Yeah, definitely. It's a new challenge that brings new goals and motivation, and I'm super keen to get riding again and just get my feet wet and started with this 450 program. It's been a long time coming and I finally have an opportunity to make it work and make it happen, and it's a great feeling. It's something that we all work for our whole careers and what more is there to say? I'm just grateful for the opportunity with the team and I want to make everyone proud of their decision.
Going back to this year's season, do you tune into the racing? Or are you a guy that hates watching when you aren't there.
Yeah I tune in, I watch every Saturday and I might not watch every moto but I keep up with what's going on and I try to be as involved with the team as I can. Sometimes it's tough, but also with the newborn it's also a matter of whether or not he lets me watch TV! But yeah, I keep up on it.
Anything that surprised you this season? What's your take as a racer?
No, obviously the 450 class is interesting and there's been some guys at the top that have been pretty dominant. But the 250 class, Aaron [Plessinger] is just kind of on that wave that I was on where everything is going his way and that's what it takes to win titles. He's been very consistent, and I mean he's won three races with 1-1 scores. That's pretty dominant.
He's mentioned how everything is just clicking, and I can imagine after all of the preparation you guys put in that to have it go well like that is the best feeling possible.

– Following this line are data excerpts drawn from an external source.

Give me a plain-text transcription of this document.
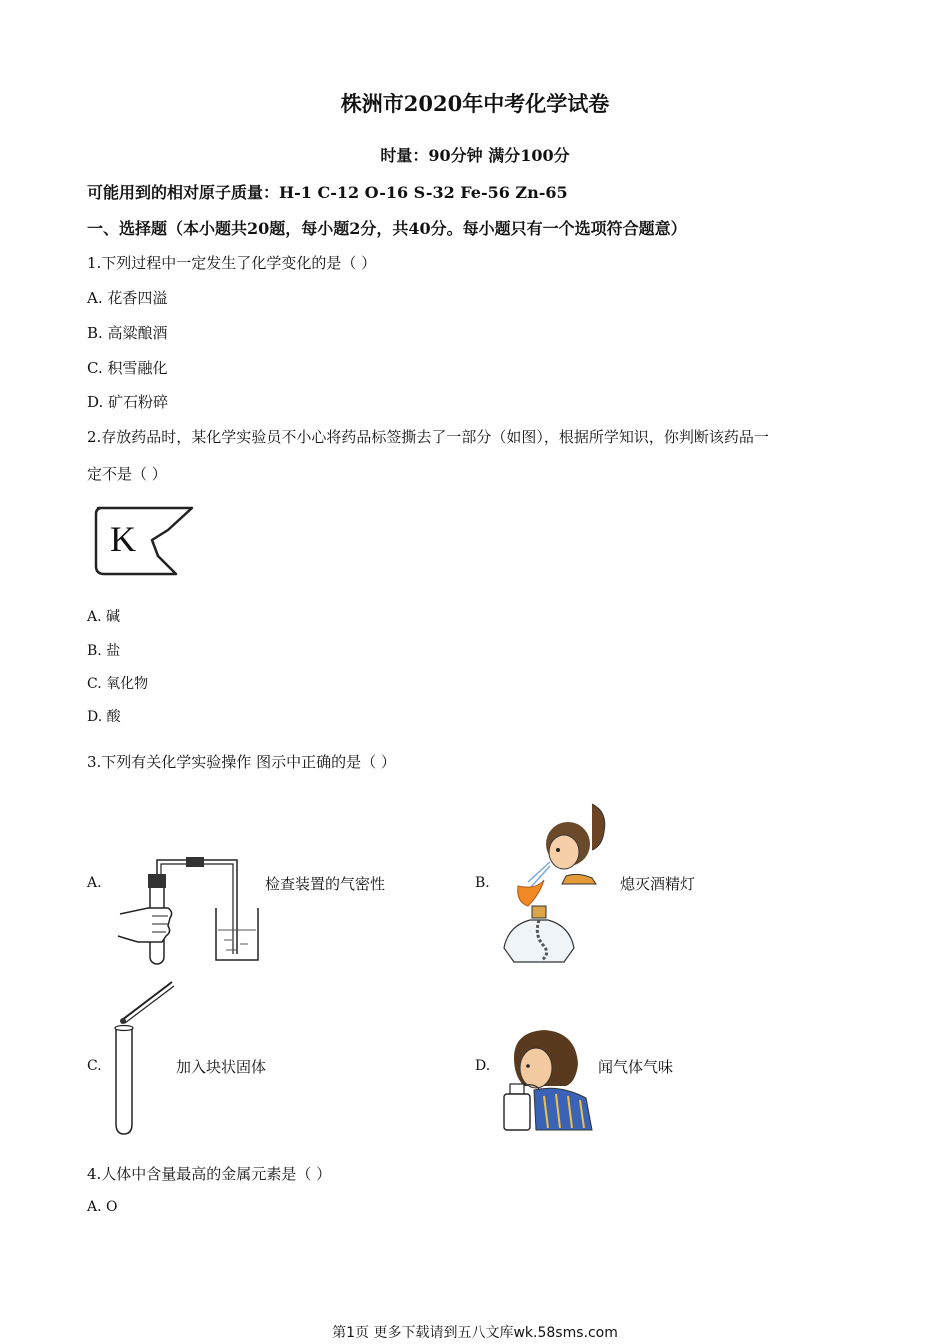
株洲市2020年中考化学试卷
时量：90分钟 满分100分
可能用到的相对原子质量：H-1 C-12 O-16 S-32 Fe-56 Zn-65
一、选择题（本小题共20题，每小题2分，共40分。每小题只有一个选项符合题意）
1.下列过程中一定发生了化学变化的是（ ）
A. 花香四溢
B. 高粱酿酒
C. 积雪融化
D. 矿石粉碎
2.存放药品时，某化学实验员不小心将药品标签撕去了一部分（如图），根据所学知识，你判断该药品一
定不是（ ）
K
A. 碱
B. 盐
C. 氧化物
D. 酸
3.下列有关化学实验操作 图示中正确的是（ ）
A.	检查装置的气密性	B.	熄灭酒精灯
C.	加入块状固体	D.	闻气体气味
4.人体中含量最高的金属元素是（ ）
A. O
第1页 更多下载请到五八文库wk.58sms.com
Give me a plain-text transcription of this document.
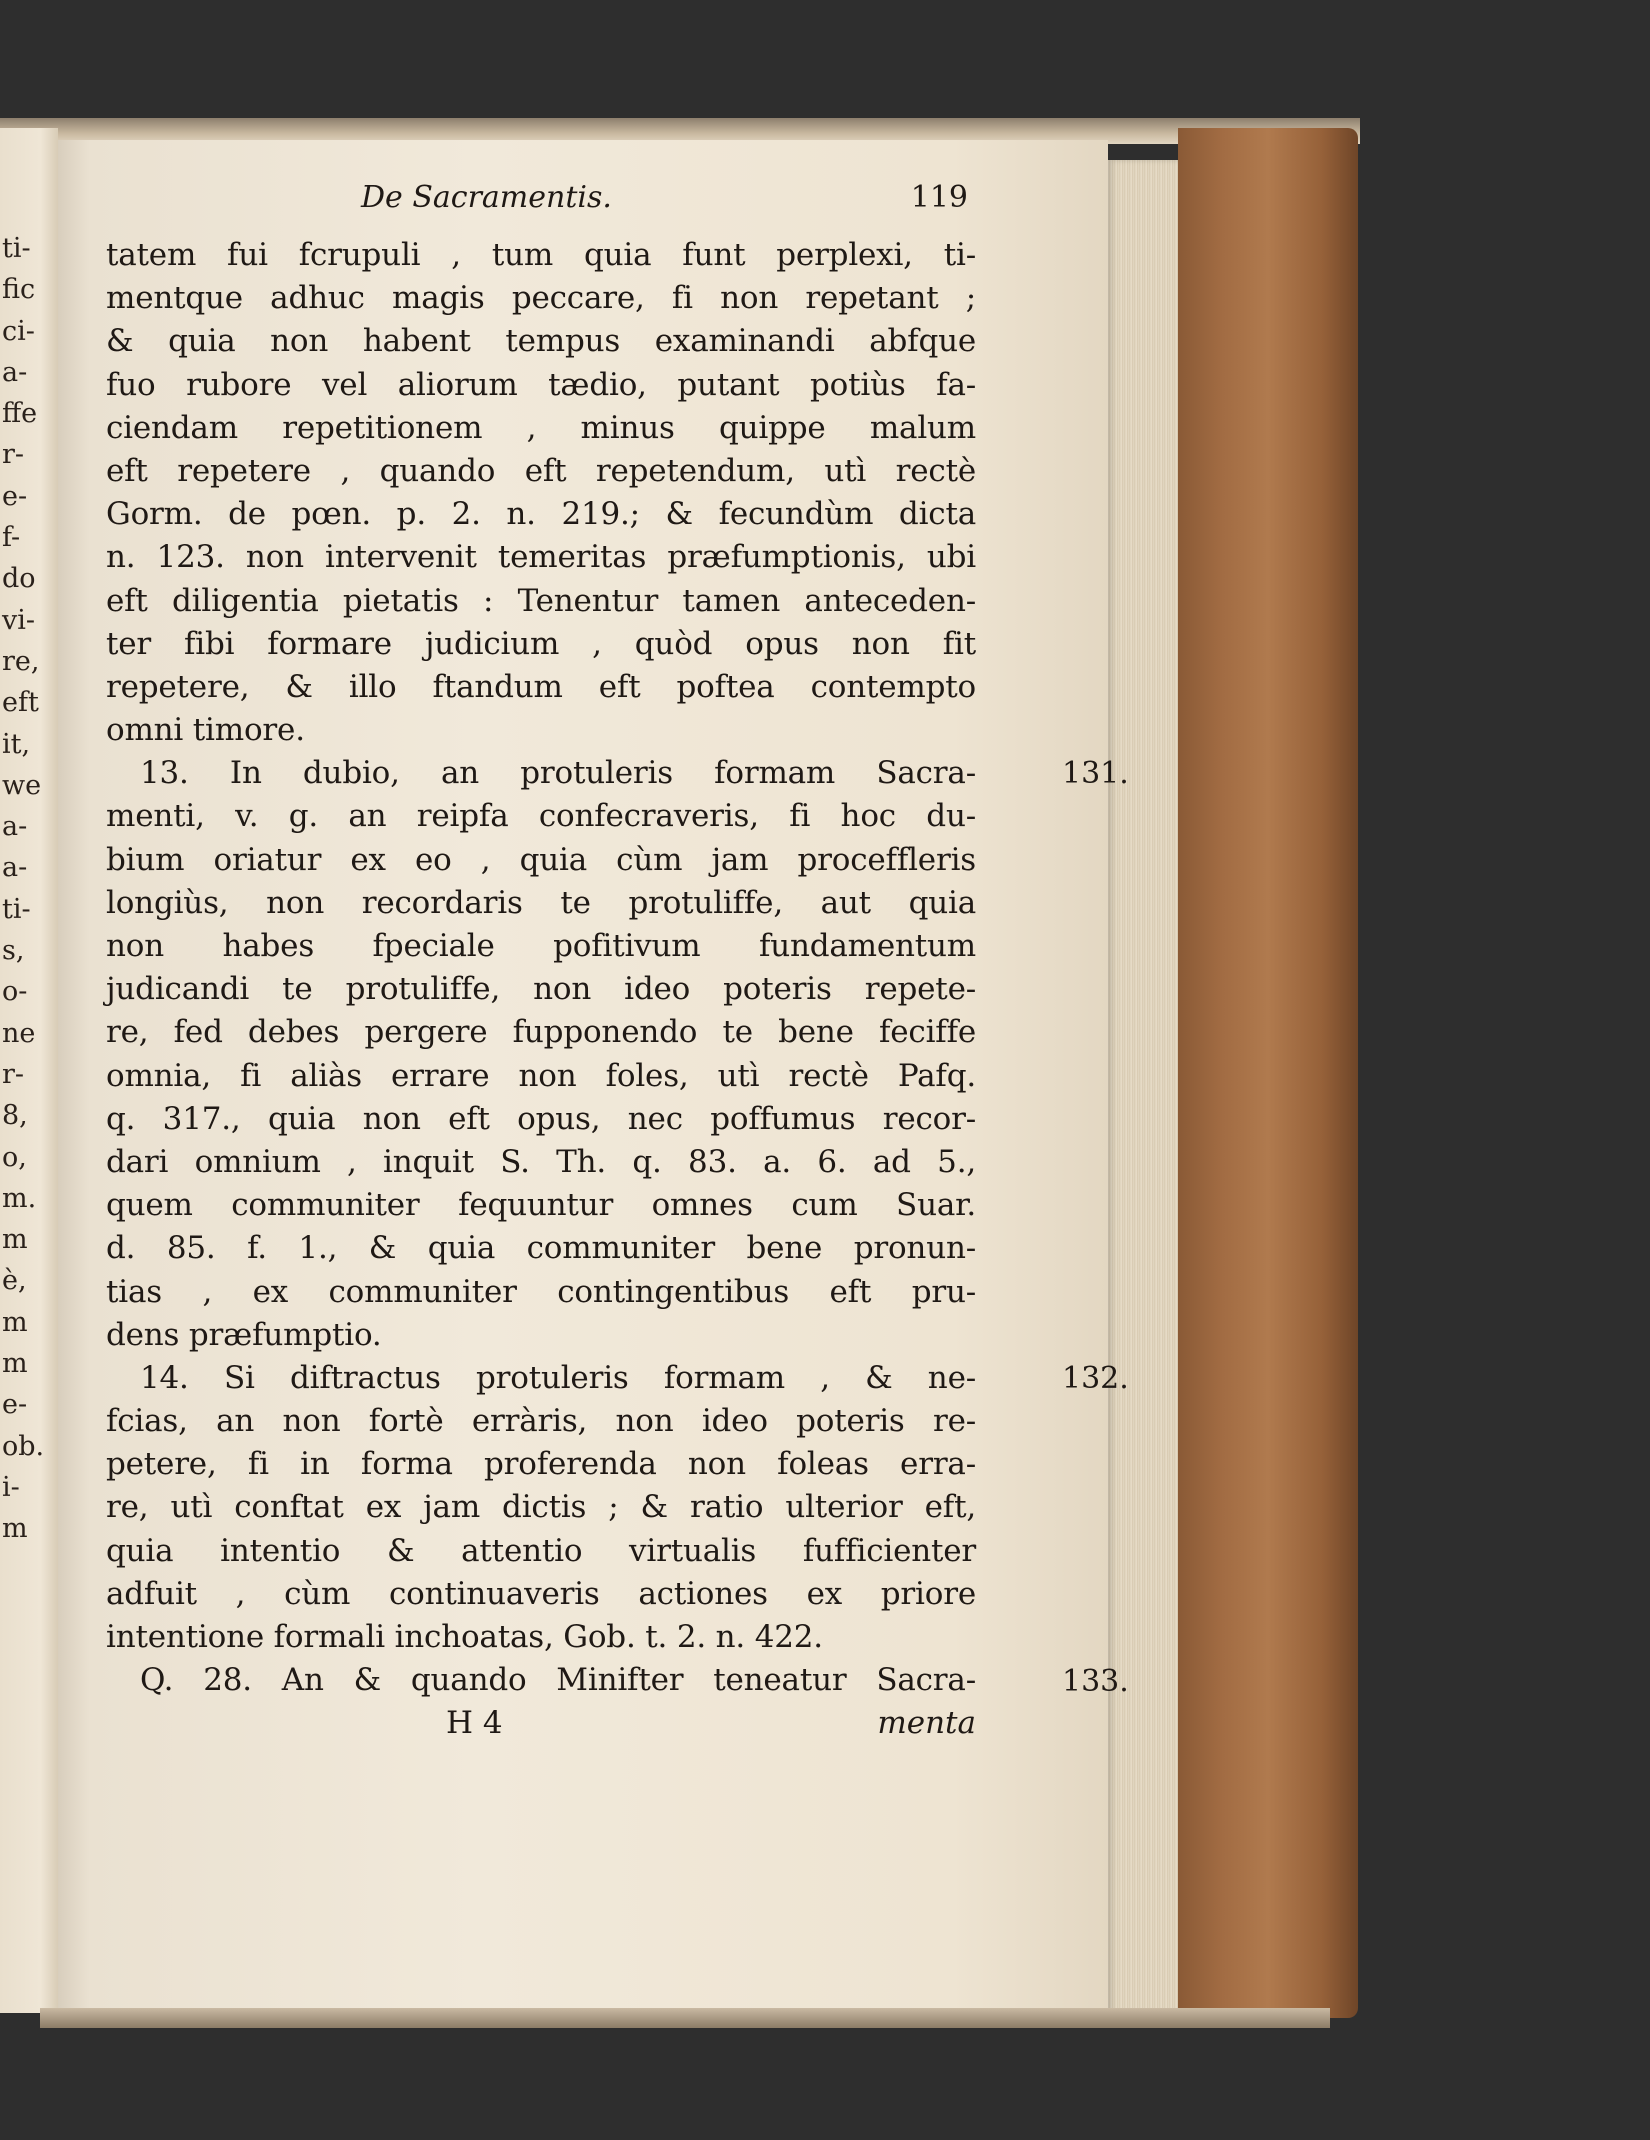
ti-
fic
ci-
a-
ffe
r-
e-
f-
do
vi-
re,
eft
it,
we
a-
a-
ti-
s,
o-
ne
r-
8,
o,
m.
m
è,
m
m
e-
ob.
i-
m
De Sacramentis.	119
tatem fui fcrupuli , tum quia funt perplexi, ti-
mentque adhuc magis peccare, fi non repetant ;
& quia non habent tempus examinandi abfque
fuo rubore vel aliorum tædio, putant potiùs fa-
ciendam repetitionem , minus quippe malum
eft repetere , quando eft repetendum, utì rectè
Gorm. de pœn. p. 2. n. 219.; & fecundùm dicta
n. 123. non intervenit temeritas præfumptionis, ubi
eft diligentia pietatis : Tenentur tamen anteceden-
ter fibi formare judicium , quòd opus non fit
repetere, & illo ftandum eft poftea contempto
omni timore.
13. In dubio, an protuleris formam Sacra-
menti, v. g. an reipfa confecraveris, fi hoc du-
bium oriatur ex eo , quia cùm jam proceffleris
longiùs, non recordaris te protuliffe, aut quia
non habes fpeciale pofitivum fundamentum
judicandi te protuliffe, non ideo poteris repete-
re, fed debes pergere fupponendo te bene feciffe
omnia, fi aliàs errare non foles, utì rectè Pafq.
q. 317., quia non eft opus, nec poffumus recor-
dari omnium , inquit S. Th. q. 83. a. 6. ad 5.,
quem communiter fequuntur omnes cum Suar.
d. 85. f. 1., & quia communiter bene pronun-
tias , ex communiter contingentibus eft pru-
dens præfumptio.
14. Si diftractus protuleris formam , & ne-
fcias, an non fortè erràris, non ideo poteris re-
petere, fi in forma proferenda non foleas erra-
re, utì conftat ex jam dictis ; & ratio ulterior eft,
quia intentio & attentio virtualis fufficienter
adfuit , cùm continuaveris actiones ex priore
intentione formali inchoatas, Gob. t. 2. n. 422.
Q. 28. An & quando Minifter teneatur Sacra-
H 4	menta
131.
132.
133.
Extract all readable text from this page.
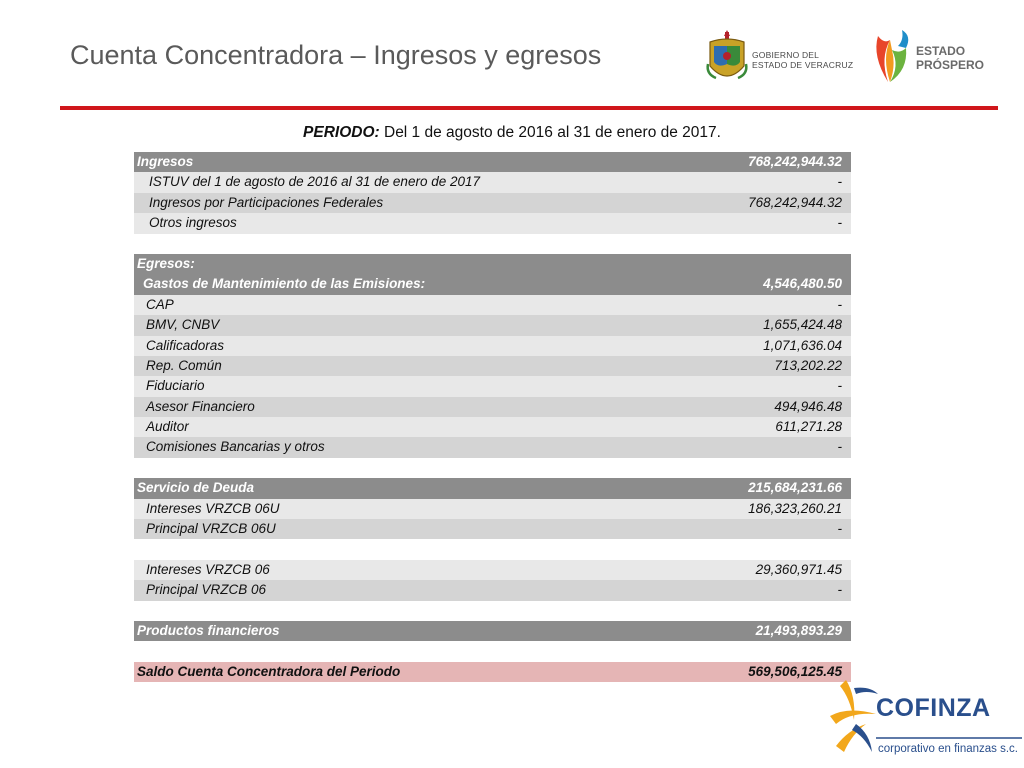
Cuenta Concentradora – Ingresos y egresos	GOBIERNO DEL
ESTADO DE VERACRUZ
ESTADO
PRÓSPERO
PERIODO: Del 1 de agosto de 2016 al 31 de enero de 2017.
Ingresos	768,242,944.32
ISTUV del 1 de agosto de 2016 al 31 de enero de 2017	-
Ingresos por Participaciones Federales	768,242,944.32
Otros ingresos	-
Egresos:
Gastos de Mantenimiento de las Emisiones:	4,546,480.50
CAP	-
BMV, CNBV	1,655,424.48
Calificadoras	1,071,636.04
Rep. Común	713,202.22
Fiduciario	-
Asesor Financiero	494,946.48
Auditor	611,271.28
Comisiones Bancarias y otros	-
Servicio de Deuda	215,684,231.66
Intereses VRZCB 06U	186,323,260.21
Principal VRZCB 06U	-
Intereses VRZCB 06	29,360,971.45
Principal VRZCB 06	-
Productos financieros	21,493,893.29
Saldo Cuenta Concentradora del Periodo	569,506,125.45
COFINZA
corporativo en finanzas s.c.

Yeah, completely. I even still go back and watch some of the races from last year and there was times where I'm watching and I'm like, "Man, it looks like I'm so on the edge!" And I have a pretty good recollection of most of the races and how things went, or if I had a moment, or got sketchy or whatever. And I don't have any recollection of any moments where I felt sketchy or anything like that, and it's kind of weird how you get in that flow or magic zone and everything just goes how it should.
So given your injury return schedule, can anyone expect to see you at any off-season races before Anaheim One?
I'll be at Paris and Geneva, mostly for testing and just to go and get my feet wet and feel kind of where we're at as far as settings go. Obviously the full package will be ready at Anaheim One!
You enjoy the travel to the European races, don't you? It seems like if you go and you don't take it overly serious it's a great opportunity to see the world while you're working.
Right, and I love the travel and I love going to Europe and seeing friends and stuff. Also, the events are really fun and well run. I'm looking forward to it all!
Awesome, thanks for your time and we look forward to seeing you back on the bike.